Patagonia National Park
Patagonia is a geographical region of more than one million km2. It is located in the extreme south of South America, shared by Argentina and Chile. In both countries there is a Patagonia National Park.
The Argentine park has 90,811 hectares, was created in 2014 in the jurisdiction of the Santa Cruz province and covers a wide sector of the Lake Buenos Aires plateau inserted in the Patagonian steppe.
This park protects water reserves, the biodiversity of the high plateaus and vast plains, hundreds of lagoons and valuable archaeological heritage.
This area is characterized by its high endemism, highlighting species such as the viola auricolor, the macá tobiano, a bird in danger of extinction discovered in 1974 and several types of little-studied lizards.
In the Patagonia National Park (Argentina) there is the only non-mountain glacier in South America. Its main archaeological reserve is the cave paintings of the Cueva de las Manos.
Route of the 7 Lakes
It is a stretch of about 107 km in the sector of National Route 40 that connects the town of San Martín de los Andes with Villa La Angostura in the Argentine province of Neuquén.
It is a tour of great scenic beauty through the seven bodies of water that give it its name, the snowy mountains and the extensive forests characteristic of the Patagonian Andes. The seven lakes are Lácar, Machónico, Falkner, Villarino, Escondido, Correntoso and Espejo.
Lake Nahuel Huapi is also on the route, so there really are eight. Taking secondary roads you can visit other lakes such as Meliquina, Traful, Hermoso and Espejo Chico.
These lakes are of glacial origin and some have islands. They are surrounded by fagaceae and coniferous forests and offer entertainment such as kayaking and canoeing and sport fishing. In several there are camping areas and small inns.
Punta Tombo Penguin Reserve
The Magellanic or Patagonian penguin is a species of bird that nests in the Falkland Islands and on the coasts of Patagonia in Argentina and Chile. In the past they were slaughtered en masse to produce animal fat and in the horrendous practice of using them directly as fuel for steamship boilers.
Although there are enough specimens of Magellanic penguins, a new threat looms over the species, consisting of the imbalance of the sexes, since the proportion of the male population is growing significantly at the expense of the female, due to a higher mortality rate in females.
To preserve the Magellanic penguin, the Punta Tombo Wildlife Reserve was created, a protected area that is in the Argentine province of Chubot and that covers 60 km of coastline and penetrates 5.6 km into the sea.
Punta Tombo is used by the Magellanic penguin as a feeding and transit area, with the presence of up to 400,000 specimens having been recorded.

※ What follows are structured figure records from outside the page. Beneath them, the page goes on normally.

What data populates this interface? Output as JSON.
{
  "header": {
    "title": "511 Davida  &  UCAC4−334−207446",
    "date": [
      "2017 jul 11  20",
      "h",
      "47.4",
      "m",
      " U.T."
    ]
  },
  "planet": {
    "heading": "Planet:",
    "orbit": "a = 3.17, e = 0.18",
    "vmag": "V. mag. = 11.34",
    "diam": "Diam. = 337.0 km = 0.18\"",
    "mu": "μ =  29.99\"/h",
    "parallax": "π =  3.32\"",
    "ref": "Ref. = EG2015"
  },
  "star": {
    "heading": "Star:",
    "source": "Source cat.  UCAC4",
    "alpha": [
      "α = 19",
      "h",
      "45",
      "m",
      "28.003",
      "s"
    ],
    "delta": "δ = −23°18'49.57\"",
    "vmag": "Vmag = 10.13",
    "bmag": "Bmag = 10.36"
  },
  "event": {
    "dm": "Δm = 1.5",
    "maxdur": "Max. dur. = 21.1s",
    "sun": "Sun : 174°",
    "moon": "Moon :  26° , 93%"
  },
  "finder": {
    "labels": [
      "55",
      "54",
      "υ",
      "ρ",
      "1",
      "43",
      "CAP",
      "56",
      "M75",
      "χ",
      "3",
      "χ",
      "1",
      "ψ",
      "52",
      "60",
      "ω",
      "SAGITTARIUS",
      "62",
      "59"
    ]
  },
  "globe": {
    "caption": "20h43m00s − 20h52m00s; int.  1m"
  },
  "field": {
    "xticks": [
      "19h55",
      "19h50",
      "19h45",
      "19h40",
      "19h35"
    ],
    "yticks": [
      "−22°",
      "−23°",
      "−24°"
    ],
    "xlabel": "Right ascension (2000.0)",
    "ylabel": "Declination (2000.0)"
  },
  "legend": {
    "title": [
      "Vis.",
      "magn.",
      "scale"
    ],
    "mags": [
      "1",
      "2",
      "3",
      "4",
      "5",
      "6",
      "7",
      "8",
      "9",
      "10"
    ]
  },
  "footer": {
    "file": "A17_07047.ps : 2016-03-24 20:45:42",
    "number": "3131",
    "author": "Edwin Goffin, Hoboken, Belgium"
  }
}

The area is visited by about 100,000 tourists a year, especially foreign wildlife watchers.
The Calchaquíes Valleys are a system of depressions and mountains in northwestern Argentina, in the province of Salta, which stand out for the beauty of their natural spaces and ancient towns and for the quality of their wine production.

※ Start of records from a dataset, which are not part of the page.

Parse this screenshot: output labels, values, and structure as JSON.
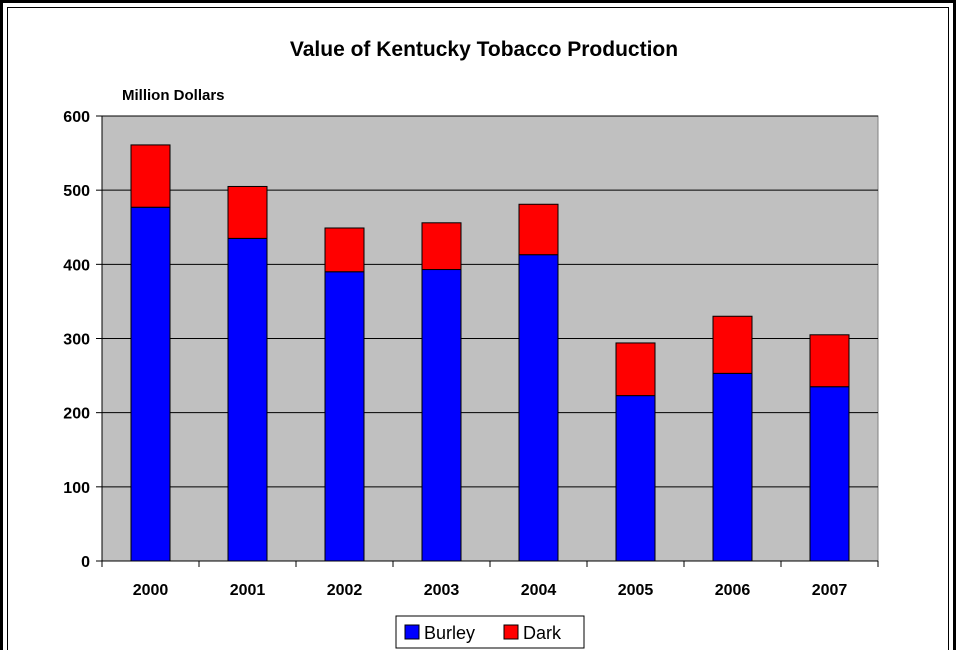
{
  "chart_data": {
    "type": "bar",
    "stacked": true,
    "title": "Value of Kentucky Tobacco Production",
    "ylabel": "Million Dollars",
    "xlabel": "",
    "categories": [
      "2000",
      "2001",
      "2002",
      "2003",
      "2004",
      "2005",
      "2006",
      "2007"
    ],
    "series": [
      {
        "name": "Burley",
        "color": "#0000ff",
        "values": [
          477,
          435,
          390,
          393,
          413,
          223,
          253,
          235
        ]
      },
      {
        "name": "Dark",
        "color": "#ff0000",
        "values": [
          84,
          70,
          59,
          63,
          68,
          71,
          77,
          70
        ]
      }
    ],
    "ylim": [
      0,
      600
    ],
    "yticks": [
      "0",
      "100",
      "200",
      "300",
      "400",
      "500",
      "600"
    ],
    "grid": true,
    "plot_background": "#c0c0c0",
    "legend_position": "bottom"
  }
}
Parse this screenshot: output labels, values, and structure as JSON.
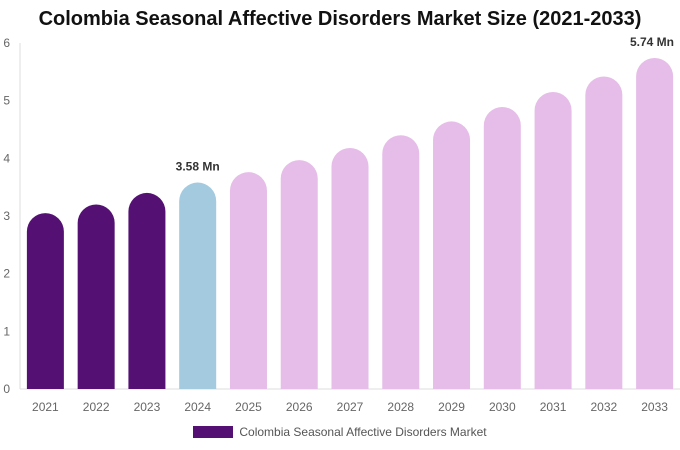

It has traditionally been one of the best places in the country for the cultivation of white grapes, particularly torrontés, which gives a fresh wine, with a smooth texture and moderate acidity.

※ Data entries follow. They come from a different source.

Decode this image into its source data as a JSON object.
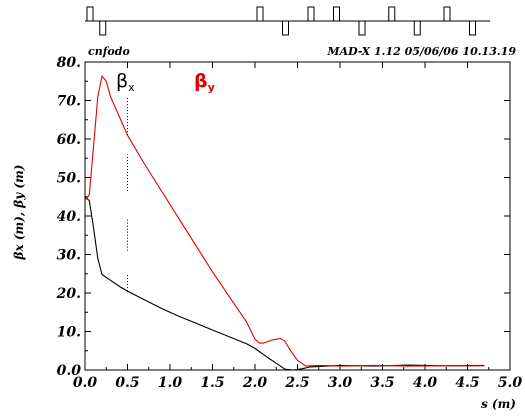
{
  "header": {
    "left_label": "cnfodo",
    "right_label": "MAD-X 1.12  05/06/06 10.13.19"
  },
  "chart_data": {
    "type": "line",
    "xlabel": "s (m)",
    "ylabel": "βx (m), βy (m)",
    "xlim": [
      0.0,
      5.0
    ],
    "ylim": [
      0.0,
      80.0
    ],
    "x_ticks": [
      "0.0",
      "0.5",
      "1.0",
      "1.5",
      "2.0",
      "2.5",
      "3.0",
      "3.5",
      "4.0",
      "4.5",
      "5.0"
    ],
    "y_ticks": [
      "0.0",
      "10.",
      "20.",
      "30.",
      "40.",
      "50.",
      "60.",
      "70.",
      "80."
    ],
    "legend": [
      {
        "label": "β",
        "sub": "x",
        "color": "#000000"
      },
      {
        "label": "β",
        "sub": "y",
        "color": "#e00000"
      }
    ],
    "series": [
      {
        "key": "beta_x",
        "color": "#000000",
        "points": [
          [
            0.0,
            45.0
          ],
          [
            0.05,
            44.0
          ],
          [
            0.1,
            37.0
          ],
          [
            0.15,
            29.0
          ],
          [
            0.2,
            24.8
          ],
          [
            0.3,
            23.3
          ],
          [
            0.4,
            21.8
          ],
          [
            0.5,
            20.5
          ],
          [
            0.7,
            18.2
          ],
          [
            0.9,
            16.0
          ],
          [
            1.1,
            14.0
          ],
          [
            1.3,
            12.2
          ],
          [
            1.5,
            10.4
          ],
          [
            1.7,
            8.6
          ],
          [
            1.9,
            6.8
          ],
          [
            2.0,
            5.6
          ],
          [
            2.05,
            4.8
          ],
          [
            2.1,
            4.0
          ],
          [
            2.2,
            2.5
          ],
          [
            2.3,
            1.0
          ],
          [
            2.35,
            0.2
          ],
          [
            2.45,
            0.0
          ],
          [
            2.55,
            0.3
          ],
          [
            2.65,
            0.8
          ],
          [
            3.0,
            1.2
          ],
          [
            3.4,
            1.0
          ],
          [
            3.8,
            1.3
          ],
          [
            4.2,
            1.1
          ],
          [
            4.7,
            1.2
          ]
        ]
      },
      {
        "key": "beta_y",
        "color": "#e00000",
        "points": [
          [
            0.0,
            44.0
          ],
          [
            0.05,
            45.5
          ],
          [
            0.1,
            58.0
          ],
          [
            0.15,
            71.0
          ],
          [
            0.2,
            76.3
          ],
          [
            0.25,
            75.0
          ],
          [
            0.3,
            71.0
          ],
          [
            0.4,
            66.0
          ],
          [
            0.5,
            61.0
          ],
          [
            0.7,
            53.5
          ],
          [
            0.9,
            46.5
          ],
          [
            1.1,
            39.5
          ],
          [
            1.3,
            32.5
          ],
          [
            1.5,
            25.5
          ],
          [
            1.7,
            19.0
          ],
          [
            1.9,
            12.5
          ],
          [
            2.0,
            8.0
          ],
          [
            2.05,
            7.0
          ],
          [
            2.1,
            7.0
          ],
          [
            2.2,
            7.8
          ],
          [
            2.3,
            8.2
          ],
          [
            2.35,
            7.5
          ],
          [
            2.42,
            5.0
          ],
          [
            2.5,
            2.5
          ],
          [
            2.6,
            1.0
          ],
          [
            2.75,
            1.2
          ],
          [
            3.0,
            1.0
          ],
          [
            3.4,
            1.2
          ],
          [
            3.8,
            1.0
          ],
          [
            4.2,
            1.1
          ],
          [
            4.7,
            1.1
          ]
        ]
      }
    ],
    "markers_x": 0.5,
    "markers_y_ranges": [
      [
        20.5,
        25.0
      ],
      [
        31.0,
        39.5
      ],
      [
        46.5,
        56.0
      ],
      [
        61.0,
        71.0
      ]
    ],
    "lattice": [
      {
        "s": 0.0,
        "dir": "up"
      },
      {
        "s": 0.15,
        "dir": "down"
      },
      {
        "s": 2.0,
        "dir": "up"
      },
      {
        "s": 2.3,
        "dir": "down"
      },
      {
        "s": 2.6,
        "dir": "up"
      },
      {
        "s": 2.9,
        "dir": "up"
      },
      {
        "s": 3.2,
        "dir": "down"
      },
      {
        "s": 3.55,
        "dir": "up"
      },
      {
        "s": 3.85,
        "dir": "down"
      },
      {
        "s": 4.2,
        "dir": "up"
      },
      {
        "s": 4.5,
        "dir": "down"
      }
    ]
  }
}
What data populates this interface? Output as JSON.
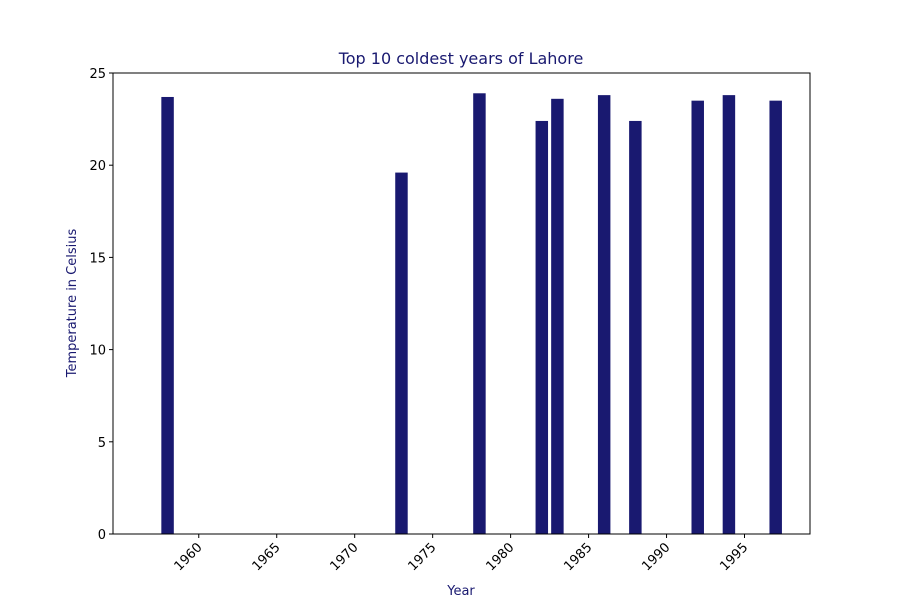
{
  "chart_data": {
    "type": "bar",
    "title": "Top 10 coldest years of Lahore",
    "xlabel": "Year",
    "ylabel": "Temperature in Celsius",
    "x": [
      1958,
      1973,
      1978,
      1982,
      1983,
      1986,
      1988,
      1992,
      1994,
      1997
    ],
    "values": [
      23.7,
      19.6,
      23.9,
      22.4,
      23.6,
      23.8,
      22.4,
      23.5,
      23.8,
      23.5
    ],
    "xlim": [
      1954.5,
      1999.2
    ],
    "ylim": [
      0,
      25
    ],
    "xticks": [
      1960,
      1965,
      1970,
      1975,
      1980,
      1985,
      1990,
      1995
    ],
    "yticks": [
      0,
      5,
      10,
      15,
      20,
      25
    ],
    "grid": false,
    "colors": {
      "bar": "#191970",
      "title": "#191970",
      "axis_label": "#191970"
    }
  }
}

The town of the valleys most recognized for its wines is Cafayate, head of the Salta department of the same name. It is a small city that preserves several architectural jewels from its past, such as its church and a corn mill built by the Jesuits in the 18th century.
Tours through the vineyards and wineries of the valleys constitute one of the main tourist activities in Cafayate. An area of great scenic beauty is the Quebrada de las Conchas, with high walls, curious geological formations and paleontological sites.
In mid-February, the Serenade to Cafayate, one of the most prominent folk festivals in Argentina, takes place.